The United States said on Thursday it was confident Syria’s opposition could use U.S.-provided technology to circumvent an Internet shutdown in the country.

The U.S. State Department said Syrian contacts had informed it that the Internet, along with some mobile and landline communication, had been interrupted in Damascus, Hama, Homs and other parts of the country.

“We condemn this latest assault on the Syrian people’s ability to express themselves and communicate with each other.
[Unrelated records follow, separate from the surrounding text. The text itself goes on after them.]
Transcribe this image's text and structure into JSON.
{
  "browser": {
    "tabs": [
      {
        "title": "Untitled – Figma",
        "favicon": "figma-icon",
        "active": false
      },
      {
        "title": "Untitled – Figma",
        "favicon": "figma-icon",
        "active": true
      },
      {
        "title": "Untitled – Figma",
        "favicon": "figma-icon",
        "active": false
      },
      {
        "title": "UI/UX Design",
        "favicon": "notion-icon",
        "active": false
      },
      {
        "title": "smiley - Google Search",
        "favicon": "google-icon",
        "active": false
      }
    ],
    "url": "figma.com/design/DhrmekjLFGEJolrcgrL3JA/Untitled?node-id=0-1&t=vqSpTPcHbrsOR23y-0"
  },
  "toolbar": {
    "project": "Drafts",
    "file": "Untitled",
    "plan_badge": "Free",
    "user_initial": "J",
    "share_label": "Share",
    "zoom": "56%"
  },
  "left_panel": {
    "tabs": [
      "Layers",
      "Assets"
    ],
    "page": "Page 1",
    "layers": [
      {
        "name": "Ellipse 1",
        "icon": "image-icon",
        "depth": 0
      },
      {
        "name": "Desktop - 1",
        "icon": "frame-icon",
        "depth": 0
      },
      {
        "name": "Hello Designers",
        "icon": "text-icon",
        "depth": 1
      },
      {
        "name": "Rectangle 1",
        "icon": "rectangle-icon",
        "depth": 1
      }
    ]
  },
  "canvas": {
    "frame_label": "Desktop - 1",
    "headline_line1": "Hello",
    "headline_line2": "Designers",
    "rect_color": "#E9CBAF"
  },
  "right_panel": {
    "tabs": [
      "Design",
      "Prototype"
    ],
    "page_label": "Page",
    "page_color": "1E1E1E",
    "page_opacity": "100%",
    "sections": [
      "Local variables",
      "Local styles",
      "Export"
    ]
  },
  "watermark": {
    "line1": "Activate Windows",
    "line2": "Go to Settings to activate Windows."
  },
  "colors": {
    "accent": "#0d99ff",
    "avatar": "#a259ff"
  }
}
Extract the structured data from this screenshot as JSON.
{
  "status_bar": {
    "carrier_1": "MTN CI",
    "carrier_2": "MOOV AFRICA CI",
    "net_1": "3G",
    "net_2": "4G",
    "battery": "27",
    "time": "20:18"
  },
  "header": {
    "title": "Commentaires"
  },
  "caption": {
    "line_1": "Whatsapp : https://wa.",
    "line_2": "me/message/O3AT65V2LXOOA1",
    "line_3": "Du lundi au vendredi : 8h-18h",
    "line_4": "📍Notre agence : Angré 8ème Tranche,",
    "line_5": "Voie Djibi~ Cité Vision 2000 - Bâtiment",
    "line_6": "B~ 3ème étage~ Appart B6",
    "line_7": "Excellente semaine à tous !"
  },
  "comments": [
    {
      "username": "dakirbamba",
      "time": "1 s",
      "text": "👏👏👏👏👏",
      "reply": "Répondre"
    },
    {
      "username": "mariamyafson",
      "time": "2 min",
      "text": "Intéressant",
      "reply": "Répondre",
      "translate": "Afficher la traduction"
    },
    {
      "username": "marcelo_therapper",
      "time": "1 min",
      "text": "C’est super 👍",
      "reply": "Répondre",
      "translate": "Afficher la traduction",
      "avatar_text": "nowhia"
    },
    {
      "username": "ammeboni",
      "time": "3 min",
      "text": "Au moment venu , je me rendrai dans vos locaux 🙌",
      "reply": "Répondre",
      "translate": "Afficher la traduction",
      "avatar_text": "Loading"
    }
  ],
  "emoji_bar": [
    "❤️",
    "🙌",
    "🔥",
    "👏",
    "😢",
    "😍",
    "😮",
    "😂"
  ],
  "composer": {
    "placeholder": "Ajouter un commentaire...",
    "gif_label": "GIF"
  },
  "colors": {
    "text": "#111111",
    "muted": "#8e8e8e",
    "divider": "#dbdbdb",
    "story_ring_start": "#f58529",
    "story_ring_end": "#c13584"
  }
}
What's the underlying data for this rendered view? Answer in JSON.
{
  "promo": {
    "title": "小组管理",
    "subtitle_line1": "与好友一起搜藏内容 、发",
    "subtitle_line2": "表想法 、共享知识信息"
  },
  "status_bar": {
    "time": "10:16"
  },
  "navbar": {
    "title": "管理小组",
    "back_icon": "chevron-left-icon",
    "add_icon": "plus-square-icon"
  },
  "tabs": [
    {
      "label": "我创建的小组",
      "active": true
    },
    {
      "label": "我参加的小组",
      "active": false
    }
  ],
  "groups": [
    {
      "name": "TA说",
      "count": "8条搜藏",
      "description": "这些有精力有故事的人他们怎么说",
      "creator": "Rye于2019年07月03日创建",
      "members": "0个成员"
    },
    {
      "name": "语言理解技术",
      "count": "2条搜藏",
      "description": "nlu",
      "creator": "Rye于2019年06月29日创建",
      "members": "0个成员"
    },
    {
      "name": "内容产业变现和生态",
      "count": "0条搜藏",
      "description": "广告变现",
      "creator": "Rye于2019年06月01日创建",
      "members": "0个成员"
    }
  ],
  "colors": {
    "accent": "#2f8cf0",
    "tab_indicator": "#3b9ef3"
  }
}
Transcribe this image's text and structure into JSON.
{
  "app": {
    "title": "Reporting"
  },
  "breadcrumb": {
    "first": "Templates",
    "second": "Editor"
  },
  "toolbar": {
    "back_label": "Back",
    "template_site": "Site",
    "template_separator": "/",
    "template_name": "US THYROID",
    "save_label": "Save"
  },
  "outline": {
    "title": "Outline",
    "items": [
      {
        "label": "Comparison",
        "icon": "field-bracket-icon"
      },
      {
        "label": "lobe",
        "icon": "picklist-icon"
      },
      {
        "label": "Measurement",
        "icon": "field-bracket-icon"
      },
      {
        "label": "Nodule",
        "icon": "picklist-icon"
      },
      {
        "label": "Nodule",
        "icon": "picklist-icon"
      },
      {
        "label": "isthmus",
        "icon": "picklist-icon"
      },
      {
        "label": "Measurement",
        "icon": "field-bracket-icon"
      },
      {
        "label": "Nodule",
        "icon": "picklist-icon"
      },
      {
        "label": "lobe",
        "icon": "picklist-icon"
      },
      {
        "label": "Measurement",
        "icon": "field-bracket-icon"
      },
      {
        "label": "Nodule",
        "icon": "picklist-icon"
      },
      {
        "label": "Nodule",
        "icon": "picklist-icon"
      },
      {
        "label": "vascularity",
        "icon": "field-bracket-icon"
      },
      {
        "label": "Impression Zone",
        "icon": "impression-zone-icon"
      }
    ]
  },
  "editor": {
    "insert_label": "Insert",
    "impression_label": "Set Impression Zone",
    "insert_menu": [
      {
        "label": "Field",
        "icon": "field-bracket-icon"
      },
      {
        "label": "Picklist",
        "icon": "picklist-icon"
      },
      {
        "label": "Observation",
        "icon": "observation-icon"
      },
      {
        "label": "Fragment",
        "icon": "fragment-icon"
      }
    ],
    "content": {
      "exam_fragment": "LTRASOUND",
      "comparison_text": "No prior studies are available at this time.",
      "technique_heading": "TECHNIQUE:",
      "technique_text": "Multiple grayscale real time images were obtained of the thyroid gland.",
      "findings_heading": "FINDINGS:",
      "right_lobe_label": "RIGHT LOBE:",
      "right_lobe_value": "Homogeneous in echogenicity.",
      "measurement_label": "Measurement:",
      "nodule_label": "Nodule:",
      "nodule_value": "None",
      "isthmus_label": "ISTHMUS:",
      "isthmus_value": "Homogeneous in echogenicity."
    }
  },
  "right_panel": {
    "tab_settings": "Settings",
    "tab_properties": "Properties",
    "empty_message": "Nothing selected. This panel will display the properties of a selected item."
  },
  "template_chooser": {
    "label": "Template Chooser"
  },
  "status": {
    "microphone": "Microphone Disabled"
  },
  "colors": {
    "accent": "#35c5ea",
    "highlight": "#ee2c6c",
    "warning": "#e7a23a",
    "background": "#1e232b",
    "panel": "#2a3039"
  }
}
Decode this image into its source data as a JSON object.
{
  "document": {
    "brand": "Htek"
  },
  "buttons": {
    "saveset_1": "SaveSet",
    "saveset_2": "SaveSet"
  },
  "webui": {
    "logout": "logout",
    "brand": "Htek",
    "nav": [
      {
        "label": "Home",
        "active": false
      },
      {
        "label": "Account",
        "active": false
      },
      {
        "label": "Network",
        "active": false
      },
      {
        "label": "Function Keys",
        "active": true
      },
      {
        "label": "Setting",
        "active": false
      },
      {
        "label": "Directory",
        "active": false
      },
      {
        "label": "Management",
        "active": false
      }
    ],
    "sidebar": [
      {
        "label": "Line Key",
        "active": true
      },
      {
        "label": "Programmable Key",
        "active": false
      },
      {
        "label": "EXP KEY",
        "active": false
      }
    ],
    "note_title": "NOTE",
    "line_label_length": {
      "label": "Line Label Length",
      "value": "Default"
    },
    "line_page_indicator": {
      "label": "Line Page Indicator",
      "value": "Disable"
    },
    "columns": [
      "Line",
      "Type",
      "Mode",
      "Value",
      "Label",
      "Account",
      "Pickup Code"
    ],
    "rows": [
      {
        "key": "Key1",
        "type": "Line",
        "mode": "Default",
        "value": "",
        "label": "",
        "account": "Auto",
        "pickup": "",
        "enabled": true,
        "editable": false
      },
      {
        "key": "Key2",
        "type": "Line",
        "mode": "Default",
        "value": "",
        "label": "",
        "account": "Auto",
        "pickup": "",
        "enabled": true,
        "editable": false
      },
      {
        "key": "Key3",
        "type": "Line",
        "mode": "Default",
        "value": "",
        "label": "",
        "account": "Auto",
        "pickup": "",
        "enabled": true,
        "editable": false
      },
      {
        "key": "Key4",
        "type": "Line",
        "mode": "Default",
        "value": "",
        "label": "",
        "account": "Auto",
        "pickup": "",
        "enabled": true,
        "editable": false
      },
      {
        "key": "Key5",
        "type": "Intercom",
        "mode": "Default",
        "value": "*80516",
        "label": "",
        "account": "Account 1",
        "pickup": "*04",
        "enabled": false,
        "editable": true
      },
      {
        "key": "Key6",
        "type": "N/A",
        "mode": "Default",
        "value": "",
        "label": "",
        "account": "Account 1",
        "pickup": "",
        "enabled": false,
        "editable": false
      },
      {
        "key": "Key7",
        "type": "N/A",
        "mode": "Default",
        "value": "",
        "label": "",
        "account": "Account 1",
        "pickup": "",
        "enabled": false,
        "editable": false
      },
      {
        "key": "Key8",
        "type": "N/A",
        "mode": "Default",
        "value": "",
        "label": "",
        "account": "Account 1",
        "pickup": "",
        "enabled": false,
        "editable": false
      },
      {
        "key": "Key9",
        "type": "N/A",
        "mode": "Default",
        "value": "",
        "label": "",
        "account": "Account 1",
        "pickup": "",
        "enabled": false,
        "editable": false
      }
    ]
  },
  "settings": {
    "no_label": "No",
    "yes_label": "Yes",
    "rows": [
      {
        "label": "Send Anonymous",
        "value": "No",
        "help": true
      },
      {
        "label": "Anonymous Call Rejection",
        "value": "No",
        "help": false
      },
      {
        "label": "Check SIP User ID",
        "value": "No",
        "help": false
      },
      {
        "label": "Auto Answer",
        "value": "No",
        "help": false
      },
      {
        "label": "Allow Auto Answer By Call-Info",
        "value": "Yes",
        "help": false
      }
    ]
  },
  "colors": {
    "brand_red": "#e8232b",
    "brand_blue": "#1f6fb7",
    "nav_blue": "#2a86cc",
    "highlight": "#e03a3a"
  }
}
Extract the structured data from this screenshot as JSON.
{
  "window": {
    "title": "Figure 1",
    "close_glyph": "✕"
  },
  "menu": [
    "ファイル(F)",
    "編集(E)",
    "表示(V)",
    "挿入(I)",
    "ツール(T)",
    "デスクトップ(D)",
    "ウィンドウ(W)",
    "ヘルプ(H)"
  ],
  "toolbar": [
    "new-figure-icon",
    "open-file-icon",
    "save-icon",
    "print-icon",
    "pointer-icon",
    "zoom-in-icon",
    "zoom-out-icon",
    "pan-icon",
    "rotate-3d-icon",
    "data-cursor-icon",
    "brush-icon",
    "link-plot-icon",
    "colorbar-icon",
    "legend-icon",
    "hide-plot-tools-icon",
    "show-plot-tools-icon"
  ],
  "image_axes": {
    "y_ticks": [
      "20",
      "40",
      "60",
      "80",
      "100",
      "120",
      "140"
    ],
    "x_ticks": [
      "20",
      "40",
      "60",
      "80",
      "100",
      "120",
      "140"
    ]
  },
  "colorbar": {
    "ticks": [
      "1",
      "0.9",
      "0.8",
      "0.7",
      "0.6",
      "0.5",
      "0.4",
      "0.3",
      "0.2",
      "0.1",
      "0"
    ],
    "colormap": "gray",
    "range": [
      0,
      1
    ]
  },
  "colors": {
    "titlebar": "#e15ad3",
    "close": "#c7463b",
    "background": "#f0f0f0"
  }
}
It again speaks to the desperation of the regime as it tries to cling to power,” State Department spokeswoman Victoria Nuland told a news briefing.

Syrian rebels battled forces loyal to President Bashar al-Assad just outside Damascus on Thursday, forcing the closure of the main airport road and residents reported Internet connections in the capital were down.

The U.S. web tracking firm Renesys said all of Syria’s international Internet connections were shut off at 12:26 p.m. local time (1026 GMT) on Thursday and remained down throughout the afternoon.

Syria’s information minister told state television that “terrorists targeted the Internet lines.”

Nuland said the current interruption appeared to be a “cold cut” as opposed to sporadic Internet outages seen in July and August, but added that the United States was confident that communications gear it had provided to opposition groups would continue to function.

“We’ve provided some 2,000 communications kits, pieces of equipment, since this effort began,” Nuland said, saying the equipment included computers, phones and cameras.

“They are all designed to be independent from and able to circumvent the Syrian domestic network precisely for the reason of keeping them safe, keeping them secure from regime tampering, from regime listening, from regime interruption.”

U.S. Ambassador to Syria Robert Ford, who has been working on the crisis from Washington since the United States closed its embassy in Damascus in February, said concern over Internet access had been one focus as the United States developed its package of non-lethal aid for the Syrian opposition.

“Restrictions on Syrian Internet access are not new. The Syrian government has been monitoring it for years. They have been using the Internet with Iranian assistance to track opposition activists, arrest and kill them,” Ford told a meeting on Syria’s refugee crisis.

“We put a special emphasis on communications equipment, precisely to help the Syrian people tell the world what is going on inside Syria.”